Set in the 24th century, the series follows the adventures on Deep Space Nine, a space station located near a stable wormhole between the Alpha and Gamma quadrants of the Milky Way Galaxy, near the planet Bajor. In this episode, a con artist opens a new bar that competes with Quark's.

== Plot ==
Security chief Odo places El-Aurian Martus Mazur in a holding cell after accusing him of swindling aboard Deep Space Nine. While in his cell, Martus acquires a gambling device that alters the laws of probability after his cellmate, an old man named Cos, dies. His luck changes and he is released from confinement after the elderly couple he conned decide not to press charges.

With his new and intriguing device, he sets up a bar and casino with larger versions of the original device as gambling machines. The bar is a success and draws business away from Quark's bar. The device soon turns on him and he himself is conned into losing a large sum of money. In addition, the couple he swindled out of money change their mind and press charges against him.

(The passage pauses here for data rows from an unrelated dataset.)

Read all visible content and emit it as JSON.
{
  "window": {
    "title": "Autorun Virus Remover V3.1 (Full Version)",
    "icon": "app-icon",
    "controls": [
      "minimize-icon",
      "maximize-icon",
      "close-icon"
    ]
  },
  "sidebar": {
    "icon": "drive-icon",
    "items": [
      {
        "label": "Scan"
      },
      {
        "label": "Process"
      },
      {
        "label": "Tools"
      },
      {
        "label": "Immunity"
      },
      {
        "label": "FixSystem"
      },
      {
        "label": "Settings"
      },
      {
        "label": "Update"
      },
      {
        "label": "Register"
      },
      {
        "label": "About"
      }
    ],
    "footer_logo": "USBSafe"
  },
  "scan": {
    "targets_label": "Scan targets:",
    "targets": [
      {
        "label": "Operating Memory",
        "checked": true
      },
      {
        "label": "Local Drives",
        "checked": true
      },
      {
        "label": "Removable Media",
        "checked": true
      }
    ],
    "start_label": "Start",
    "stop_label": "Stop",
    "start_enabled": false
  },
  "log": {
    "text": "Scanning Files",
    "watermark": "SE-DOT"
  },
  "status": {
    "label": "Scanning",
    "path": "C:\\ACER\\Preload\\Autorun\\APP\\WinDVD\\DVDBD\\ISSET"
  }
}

Meanwhile, Miles O'Brien attempts to get in shape so that he can compete with Julian Bashir at racquetball. As part of a ploy to regain lost business for the bar, Quark is able to trick O'Brien and Bashir into participating in a public tournament that people can bet on. When O'Brien performs abnormally well, he realizes that there are statistical abnormalities on the station. The crew discover the effects of the devices in Martus's establishment, and O'Brien and Bashir agree to cancel the rest of the game. To prevent more tampering with natural probability, Commander Sisko and science officer Dax destroy the device.

== Reception ==
Zack Handlen of The A.V. Club described the episode as "bad TV that shrugs" and "passable". He criticized the main story for "the fact that it spends too much time on a character we’ve never seen before" and the secondary plot for feeling incomplete and sloppy.
Tor.com rated the episode 4 out of 10.

== Home media releases ==
It was released on LaserDisc in Japan on June 6, 1997, as part of the half season collection 2nd Season Vol. 1, which had 7 doubled sided 12" discs. The discs had English and Japanese audio tracks.

On April 1, 2003, Season 2 of Star Trek: Deep Space Nine was released on DVD video discs, with 26 episodes on seven discs.

This episode was released in 2017 on DVD with the complete series box set, which had 176 episodes on 48 discs.